When you start the microbevel a very very light touch is all that you need. Work on that and I think you will be a pro.
 
I remove the burr by drawing the edge lengthwise over the stone (heel to tip) on a finer stone. Usually comes right off and leaves what looks like a pencil line on the stone.
 
I'd like to switch to a 4000 stone for removing the burr after the 800, but I havent been able to find one locally, and havent ordered one on line. Besides, the toothy, kinda coarse edge from the 800, or from my fine India still shaves hair, but with a slice instead of a push. Anyway, I got the stone because of a statement in Leonard Lee's book on sharpening. He feels an 800 grit waterstone cuts faster than a coarse India, except when the latter is freshly lapped. At the time, my coarse India was out of commission, so I got the water stone. The first few tries w/ it were horrible, but after 3 or 4 knives it worked pretty well, except when I noticed the gritty sludge on my knives around the choil/plunge grinds. After lapping my India stone, I noticed the corners where I start my strokes are worn like the water stone, but it's not as easy to lap out and make it flat.

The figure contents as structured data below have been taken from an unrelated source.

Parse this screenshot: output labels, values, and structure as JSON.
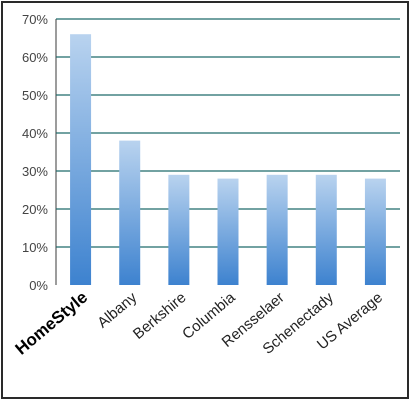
{
  "chart_data": {
    "type": "bar",
    "title": "",
    "xlabel": "",
    "ylabel": "",
    "categories": [
      "HomeStyle",
      "Albany",
      "Berkshire",
      "Columbia",
      "Rensselaer",
      "Schenectady",
      "US Average"
    ],
    "values": [
      66,
      38,
      29,
      28,
      29,
      29,
      28
    ],
    "value_unit": "%",
    "ylim": [
      0,
      70
    ],
    "yticks": [
      0,
      10,
      20,
      30,
      40,
      50,
      60,
      70
    ],
    "ytick_labels": [
      "0%",
      "10%",
      "20%",
      "30%",
      "40%",
      "50%",
      "60%",
      "70%"
    ],
    "grid": true,
    "legend": "none",
    "highlight_category": "HomeStyle",
    "colors": {
      "bar_top": "#b9d3ef",
      "bar_bottom": "#3d82cf",
      "grid": "#1f6a6a"
    }
  }
}
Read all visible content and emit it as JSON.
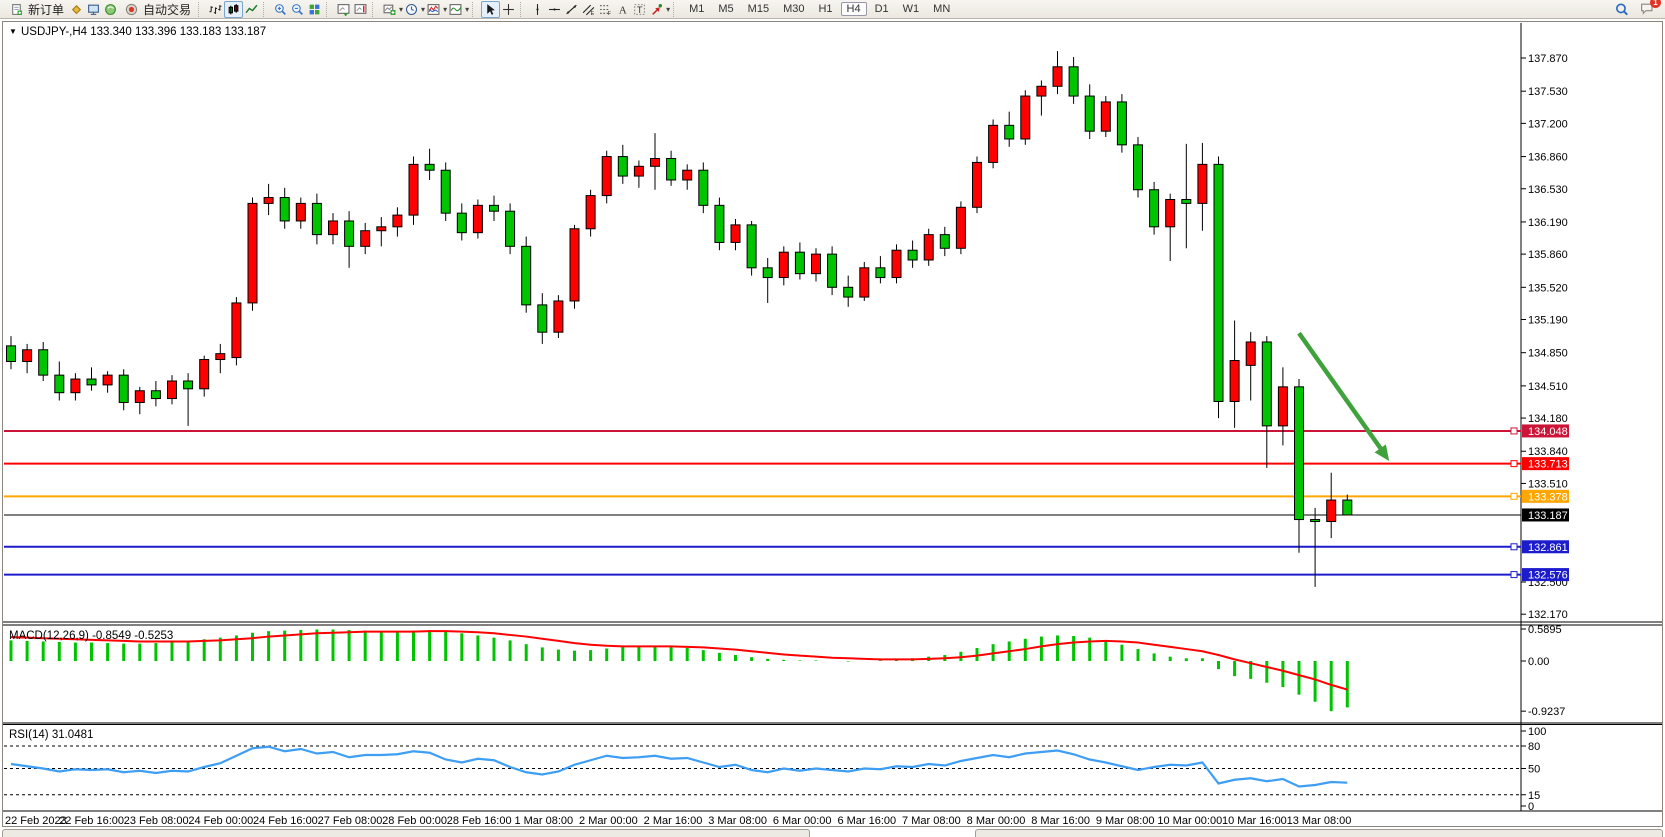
{
  "toolbar": {
    "items": [
      {
        "type": "btn-text",
        "name": "new-order-button",
        "kind": "doc",
        "label": "新订单"
      },
      {
        "type": "icon",
        "name": "charts-icon",
        "kind": "diamond"
      },
      {
        "type": "icon",
        "name": "market-watch-icon",
        "kind": "monitor"
      },
      {
        "type": "icon",
        "name": "strategy-tester-icon",
        "kind": "orb"
      },
      {
        "type": "btn-text",
        "name": "auto-trading-button",
        "kind": "autotrade",
        "label": "自动交易"
      },
      {
        "type": "sep"
      },
      {
        "type": "icon",
        "name": "bar-chart-type-icon",
        "kind": "bars"
      },
      {
        "type": "icon",
        "name": "candlestick-chart-type-icon",
        "kind": "candles",
        "active": true
      },
      {
        "type": "icon",
        "name": "line-chart-type-icon",
        "kind": "linechart"
      },
      {
        "type": "sep"
      },
      {
        "type": "icon",
        "name": "zoom-in-icon",
        "kind": "magplus"
      },
      {
        "type": "icon",
        "name": "zoom-out-icon",
        "kind": "magminus"
      },
      {
        "type": "icon",
        "name": "tile-windows-icon",
        "kind": "tiles"
      },
      {
        "type": "sep"
      },
      {
        "type": "icon",
        "name": "auto-scroll-icon",
        "kind": "chartscroll"
      },
      {
        "type": "icon",
        "name": "chart-shift-icon",
        "kind": "chartshift"
      },
      {
        "type": "sep"
      },
      {
        "type": "icon",
        "name": "new-chart-icon",
        "kind": "chartplus",
        "caret": true
      },
      {
        "type": "icon",
        "name": "periods-icon",
        "kind": "clock",
        "caret": true
      },
      {
        "type": "icon",
        "name": "indicators-icon",
        "kind": "indicator",
        "caret": true
      },
      {
        "type": "icon",
        "name": "templates-icon",
        "kind": "template",
        "caret": true
      },
      {
        "type": "sep"
      },
      {
        "type": "icon",
        "name": "cursor-icon",
        "kind": "cursor",
        "active": true
      },
      {
        "type": "icon",
        "name": "crosshair-icon",
        "kind": "crosshair"
      },
      {
        "type": "sep"
      },
      {
        "type": "icon",
        "name": "vertical-line-icon",
        "kind": "vline"
      },
      {
        "type": "icon",
        "name": "horizontal-line-icon",
        "kind": "hline"
      },
      {
        "type": "icon",
        "name": "trendline-icon",
        "kind": "trend"
      },
      {
        "type": "icon",
        "name": "equidistant-channel-icon",
        "kind": "channel"
      },
      {
        "type": "icon",
        "name": "fibonacci-icon",
        "kind": "fib"
      },
      {
        "type": "icon",
        "name": "text-icon",
        "kind": "textA"
      },
      {
        "type": "icon",
        "name": "text-label-icon",
        "kind": "textT"
      },
      {
        "type": "icon",
        "name": "arrows-icon",
        "kind": "arrowsym",
        "caret": true
      },
      {
        "type": "sep"
      }
    ],
    "timeframes": [
      "M1",
      "M5",
      "M15",
      "M30",
      "H1",
      "H4",
      "D1",
      "W1",
      "MN"
    ],
    "active_timeframe": "H4",
    "notification_badge": "1"
  },
  "chart_data": {
    "type": "candlestick",
    "symbol": "USDJPY-",
    "period": "H4",
    "title_text": "USDJPY-,H4  133.340 133.396 133.183 133.187",
    "last_ohlc": {
      "open": "133.340",
      "high": "133.396",
      "low": "133.183",
      "close": "133.187"
    },
    "up_color": "#ff0000",
    "down_color": "#00c400",
    "ylim": [
      132.09,
      137.95
    ],
    "y_ticks": [
      "137.870",
      "137.530",
      "137.200",
      "136.860",
      "136.530",
      "136.190",
      "135.860",
      "135.520",
      "135.190",
      "134.850",
      "134.510",
      "134.180",
      "133.840",
      "133.510",
      "132.500",
      "132.170"
    ],
    "x_labels": [
      "22 Feb 2023",
      "22 Feb 16:00",
      "23 Feb 08:00",
      "24 Feb 00:00",
      "24 Feb 16:00",
      "27 Feb 08:00",
      "28 Feb 00:00",
      "28 Feb 16:00",
      "1 Mar 08:00",
      "2 Mar 00:00",
      "2 Mar 16:00",
      "3 Mar 08:00",
      "6 Mar 00:00",
      "6 Mar 16:00",
      "7 Mar 08:00",
      "8 Mar 00:00",
      "8 Mar 16:00",
      "9 Mar 08:00",
      "10 Mar 00:00",
      "10 Mar 16:00",
      "13 Mar 08:00"
    ],
    "hlines": [
      {
        "price": 134.048,
        "label": "134.048",
        "color": "#cc1438"
      },
      {
        "price": 133.713,
        "label": "133.713",
        "color": "#ff0000"
      },
      {
        "price": 133.378,
        "label": "133.378",
        "color": "#ffa600"
      },
      {
        "price": 133.187,
        "label": "133.187",
        "color": "#000000"
      },
      {
        "price": 132.861,
        "label": "132.861",
        "color": "#1c1ccd"
      },
      {
        "price": 132.576,
        "label": "132.576",
        "color": "#1c1ccd"
      }
    ],
    "candles": [
      [
        134.92,
        135.02,
        134.68,
        134.76
      ],
      [
        134.76,
        134.94,
        134.64,
        134.88
      ],
      [
        134.88,
        134.96,
        134.56,
        134.62
      ],
      [
        134.62,
        134.76,
        134.36,
        134.44
      ],
      [
        134.44,
        134.64,
        134.36,
        134.58
      ],
      [
        134.58,
        134.7,
        134.46,
        134.52
      ],
      [
        134.52,
        134.66,
        134.44,
        134.62
      ],
      [
        134.62,
        134.68,
        134.26,
        134.34
      ],
      [
        134.34,
        134.5,
        134.22,
        134.46
      ],
      [
        134.46,
        134.56,
        134.3,
        134.38
      ],
      [
        134.38,
        134.62,
        134.32,
        134.56
      ],
      [
        134.56,
        134.64,
        134.1,
        134.48
      ],
      [
        134.48,
        134.82,
        134.4,
        134.78
      ],
      [
        134.78,
        134.94,
        134.64,
        134.84
      ],
      [
        134.8,
        135.42,
        134.72,
        135.36
      ],
      [
        135.36,
        136.44,
        135.28,
        136.38
      ],
      [
        136.38,
        136.58,
        136.26,
        136.44
      ],
      [
        136.44,
        136.54,
        136.12,
        136.2
      ],
      [
        136.2,
        136.44,
        136.12,
        136.38
      ],
      [
        136.38,
        136.48,
        135.96,
        136.06
      ],
      [
        136.06,
        136.28,
        135.96,
        136.2
      ],
      [
        136.2,
        136.3,
        135.72,
        135.94
      ],
      [
        135.94,
        136.18,
        135.86,
        136.1
      ],
      [
        136.1,
        136.24,
        135.94,
        136.14
      ],
      [
        136.14,
        136.34,
        136.04,
        136.26
      ],
      [
        136.26,
        136.86,
        136.16,
        136.78
      ],
      [
        136.78,
        136.94,
        136.62,
        136.72
      ],
      [
        136.72,
        136.8,
        136.2,
        136.28
      ],
      [
        136.28,
        136.38,
        136.0,
        136.08
      ],
      [
        136.08,
        136.42,
        136.02,
        136.36
      ],
      [
        136.36,
        136.46,
        136.2,
        136.3
      ],
      [
        136.3,
        136.38,
        135.86,
        135.94
      ],
      [
        135.94,
        136.04,
        135.26,
        135.34
      ],
      [
        135.34,
        135.46,
        134.94,
        135.06
      ],
      [
        135.06,
        135.44,
        135.0,
        135.38
      ],
      [
        135.38,
        136.16,
        135.3,
        136.12
      ],
      [
        136.12,
        136.52,
        136.04,
        136.46
      ],
      [
        136.46,
        136.92,
        136.38,
        136.86
      ],
      [
        136.86,
        136.98,
        136.58,
        136.66
      ],
      [
        136.66,
        136.82,
        136.54,
        136.76
      ],
      [
        136.76,
        137.1,
        136.52,
        136.84
      ],
      [
        136.84,
        136.92,
        136.56,
        136.62
      ],
      [
        136.62,
        136.78,
        136.52,
        136.72
      ],
      [
        136.72,
        136.8,
        136.28,
        136.36
      ],
      [
        136.36,
        136.44,
        135.9,
        135.98
      ],
      [
        135.98,
        136.22,
        135.9,
        136.16
      ],
      [
        136.16,
        136.2,
        135.64,
        135.72
      ],
      [
        135.72,
        135.82,
        135.36,
        135.62
      ],
      [
        135.62,
        135.94,
        135.54,
        135.88
      ],
      [
        135.88,
        135.98,
        135.6,
        135.66
      ],
      [
        135.66,
        135.92,
        135.58,
        135.86
      ],
      [
        135.86,
        135.94,
        135.44,
        135.52
      ],
      [
        135.52,
        135.64,
        135.32,
        135.42
      ],
      [
        135.42,
        135.78,
        135.38,
        135.72
      ],
      [
        135.72,
        135.84,
        135.56,
        135.62
      ],
      [
        135.62,
        135.96,
        135.56,
        135.9
      ],
      [
        135.9,
        136.0,
        135.72,
        135.8
      ],
      [
        135.8,
        136.12,
        135.74,
        136.06
      ],
      [
        136.06,
        136.14,
        135.84,
        135.92
      ],
      [
        135.92,
        136.4,
        135.86,
        136.34
      ],
      [
        136.34,
        136.86,
        136.28,
        136.8
      ],
      [
        136.8,
        137.24,
        136.74,
        137.18
      ],
      [
        137.18,
        137.32,
        136.96,
        137.04
      ],
      [
        137.04,
        137.54,
        136.98,
        137.48
      ],
      [
        137.48,
        137.64,
        137.28,
        137.58
      ],
      [
        137.58,
        137.94,
        137.5,
        137.78
      ],
      [
        137.78,
        137.88,
        137.4,
        137.48
      ],
      [
        137.48,
        137.6,
        137.04,
        137.12
      ],
      [
        137.12,
        137.48,
        137.06,
        137.42
      ],
      [
        137.42,
        137.5,
        136.9,
        136.98
      ],
      [
        136.98,
        137.06,
        136.44,
        136.52
      ],
      [
        136.52,
        136.6,
        136.06,
        136.14
      ],
      [
        136.14,
        136.48,
        135.79,
        136.42
      ],
      [
        136.42,
        136.99,
        135.92,
        136.38
      ],
      [
        136.38,
        137.0,
        136.1,
        136.78
      ],
      [
        136.78,
        136.86,
        134.18,
        134.35
      ],
      [
        134.35,
        135.18,
        134.08,
        134.77
      ],
      [
        134.72,
        135.06,
        134.36,
        134.96
      ],
      [
        134.96,
        135.02,
        133.67,
        134.1
      ],
      [
        134.1,
        134.7,
        133.9,
        134.5
      ],
      [
        134.5,
        134.58,
        132.8,
        133.14
      ],
      [
        133.14,
        133.26,
        132.45,
        133.12
      ],
      [
        133.12,
        133.62,
        132.95,
        133.34
      ],
      [
        133.34,
        133.396,
        133.183,
        133.187
      ]
    ],
    "macd": {
      "label": "MACD(12,26,9)",
      "value_text": "-0.8549",
      "signal_text": "-0.5253",
      "axis": [
        "0.5895",
        "0.00",
        "-0.9237"
      ],
      "hist_color": "#00c400",
      "signal_color": "#ff0000",
      "histogram": [
        0.38,
        0.37,
        0.36,
        0.35,
        0.34,
        0.34,
        0.33,
        0.32,
        0.32,
        0.33,
        0.35,
        0.37,
        0.4,
        0.43,
        0.47,
        0.52,
        0.55,
        0.56,
        0.57,
        0.58,
        0.58,
        0.57,
        0.56,
        0.55,
        0.55,
        0.56,
        0.57,
        0.55,
        0.51,
        0.47,
        0.43,
        0.38,
        0.31,
        0.25,
        0.21,
        0.19,
        0.2,
        0.23,
        0.26,
        0.27,
        0.28,
        0.27,
        0.24,
        0.2,
        0.15,
        0.11,
        0.07,
        0.04,
        0.02,
        0.01,
        0.01,
        0.0,
        -0.01,
        0.0,
        0.01,
        0.03,
        0.05,
        0.08,
        0.11,
        0.17,
        0.24,
        0.31,
        0.36,
        0.41,
        0.45,
        0.47,
        0.46,
        0.43,
        0.37,
        0.3,
        0.22,
        0.14,
        0.08,
        0.05,
        0.05,
        -0.15,
        -0.28,
        -0.33,
        -0.4,
        -0.48,
        -0.62,
        -0.75,
        -0.9237,
        -0.8549
      ],
      "signal": [
        0.44,
        0.43,
        0.42,
        0.41,
        0.4,
        0.39,
        0.38,
        0.37,
        0.36,
        0.36,
        0.36,
        0.36,
        0.37,
        0.38,
        0.4,
        0.42,
        0.45,
        0.47,
        0.49,
        0.51,
        0.52,
        0.53,
        0.54,
        0.54,
        0.54,
        0.54,
        0.55,
        0.55,
        0.54,
        0.53,
        0.51,
        0.48,
        0.45,
        0.41,
        0.37,
        0.33,
        0.3,
        0.28,
        0.27,
        0.27,
        0.27,
        0.27,
        0.26,
        0.25,
        0.23,
        0.21,
        0.18,
        0.15,
        0.12,
        0.1,
        0.08,
        0.06,
        0.05,
        0.04,
        0.03,
        0.03,
        0.03,
        0.04,
        0.05,
        0.07,
        0.1,
        0.14,
        0.18,
        0.22,
        0.27,
        0.31,
        0.34,
        0.36,
        0.37,
        0.36,
        0.34,
        0.3,
        0.26,
        0.22,
        0.18,
        0.11,
        0.03,
        -0.04,
        -0.11,
        -0.18,
        -0.26,
        -0.34,
        -0.44,
        -0.5253
      ]
    },
    "rsi": {
      "label": "RSI(14)",
      "value_text": "31.0481",
      "axis": [
        "100",
        "80",
        "50",
        "15",
        "0"
      ],
      "levels": [
        80,
        50,
        15
      ],
      "color": "#3e9ef4",
      "series": [
        56,
        53,
        50,
        46,
        49,
        48,
        49,
        45,
        47,
        44,
        47,
        46,
        52,
        57,
        67,
        77,
        79,
        73,
        76,
        70,
        72,
        65,
        68,
        68,
        69,
        73,
        71,
        62,
        58,
        63,
        61,
        52,
        45,
        42,
        46,
        55,
        61,
        67,
        64,
        65,
        67,
        63,
        64,
        58,
        52,
        55,
        48,
        45,
        50,
        47,
        50,
        48,
        46,
        50,
        49,
        53,
        52,
        56,
        54,
        60,
        64,
        68,
        65,
        70,
        72,
        74,
        69,
        62,
        58,
        53,
        48,
        52,
        55,
        54,
        58,
        30,
        35,
        37,
        33,
        36,
        26,
        28,
        32,
        31.05
      ]
    },
    "annotation_arrow": {
      "from_bar": 80,
      "from_price": 135.05,
      "to_bar": 85.6,
      "to_price": 133.74,
      "color": "#3fa23c"
    }
  }
}
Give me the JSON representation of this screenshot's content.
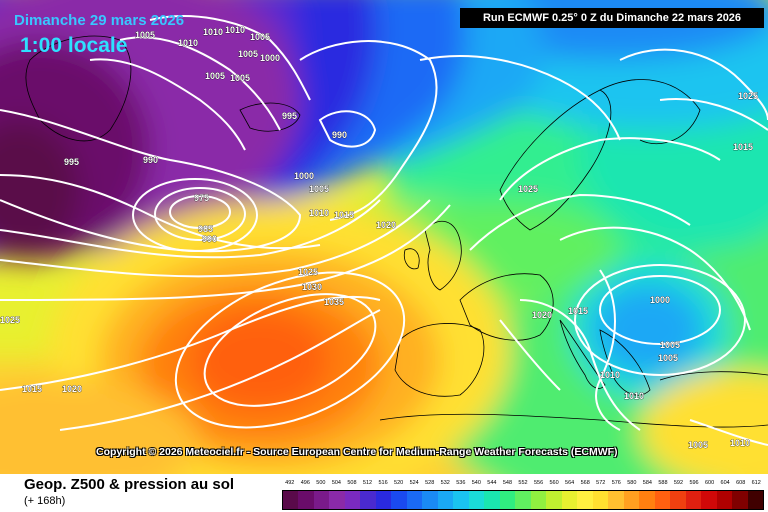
{
  "header": {
    "date_title": "Dimanche 29 mars 2026",
    "local_time": "1:00 locale",
    "run_info": "Run ECMWF 0.25° 0 Z du Dimanche 22 mars 2026"
  },
  "copyright": "Copyright © 2026 Meteociel.fr - Source European Centre for Medium-Range Weather Forecasts (ECMWF)",
  "footer": {
    "title": "Geop. Z500 & pression au sol",
    "lead": "(+ 168h)"
  },
  "scale": {
    "values": [
      "492",
      "496",
      "500",
      "504",
      "508",
      "512",
      "516",
      "520",
      "524",
      "528",
      "532",
      "536",
      "540",
      "544",
      "548",
      "552",
      "556",
      "560",
      "564",
      "568",
      "572",
      "576",
      "580",
      "584",
      "588",
      "592",
      "596",
      "600",
      "604",
      "608",
      "612"
    ],
    "colors": [
      "#5a0a4a",
      "#6a0c6a",
      "#7a1a8a",
      "#8a2aa8",
      "#7a2ac0",
      "#4a2ad0",
      "#2a2ae0",
      "#1a4af0",
      "#1a6af5",
      "#1a8af5",
      "#1aa8f5",
      "#1ac4f0",
      "#1adcd8",
      "#1ae6b0",
      "#30ee80",
      "#60f060",
      "#90f040",
      "#c0f030",
      "#e8f030",
      "#fff040",
      "#ffe030",
      "#ffc030",
      "#ffa020",
      "#ff8010",
      "#ff6010",
      "#f04010",
      "#e02010",
      "#d00808",
      "#b00000",
      "#800000",
      "#400000"
    ]
  },
  "isobars": [
    {
      "text": "1005",
      "x": 1005,
      "y": 1005
    },
    {
      "text": "1010"
    },
    {
      "text": "1010"
    },
    {
      "text": "1010"
    },
    {
      "text": "1005"
    },
    {
      "text": "1000"
    },
    {
      "text": "1005"
    },
    {
      "text": "1005"
    },
    {
      "text": "1005"
    },
    {
      "text": "995"
    },
    {
      "text": "990"
    },
    {
      "text": "995"
    },
    {
      "text": "990"
    },
    {
      "text": "975"
    },
    {
      "text": "985"
    },
    {
      "text": "990"
    },
    {
      "text": "1000"
    },
    {
      "text": "1005"
    },
    {
      "text": "1010"
    },
    {
      "text": "1015"
    },
    {
      "text": "1020"
    },
    {
      "text": "1025"
    },
    {
      "text": "1030"
    },
    {
      "text": "1035"
    },
    {
      "text": "1025"
    },
    {
      "text": "1015"
    },
    {
      "text": "1020"
    },
    {
      "text": "1025"
    },
    {
      "text": "1025"
    },
    {
      "text": "1015"
    },
    {
      "text": "1000"
    },
    {
      "text": "1005"
    },
    {
      "text": "1005"
    },
    {
      "text": "1010"
    },
    {
      "text": "1010"
    },
    {
      "text": "1020"
    },
    {
      "text": "1015"
    },
    {
      "text": "1005"
    },
    {
      "text": "1010"
    }
  ],
  "colors": {
    "title_blue": "#39c6ff",
    "run_bg": "#000000"
  }
}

Yuzuha, that tiny line at the edge is what I look for on my knives after deburring. Its usually applied w/ a sharpmaker, but I want to try some knives at lower than 15 deg angles. Frugal Weaver, I tried tonight removing a burr on a chef's knife. The blade is very thin, full flat grind from 2" wide, 3/32" stock, and forms a new burr even on the edges of the white Sharpmaker rods. Anyway, the wide surface of the 800 stone was just the trick. I stopped freehanding it though. This time, I put the stone on a towel on the counter and very lightly drew the knife across it about 6 times per side. Slices paper cleanly, but wont push cut, just what I was after.
 
If you elevate the angle above the edge grind the pressure will increase dramatically. A standard edge bevel is a millimeter or two wide, the micro-bevel you apply at a higher angle will be less than a tenth of a millimeter wide and thus it will act similar on the stone as if you tried to sharpen it with 100 times as much force. In general I don't deburr on waterstones at elevated angles, or very rarely anyway because the very wide surface and aggressive cutting action doesn't make it necessary.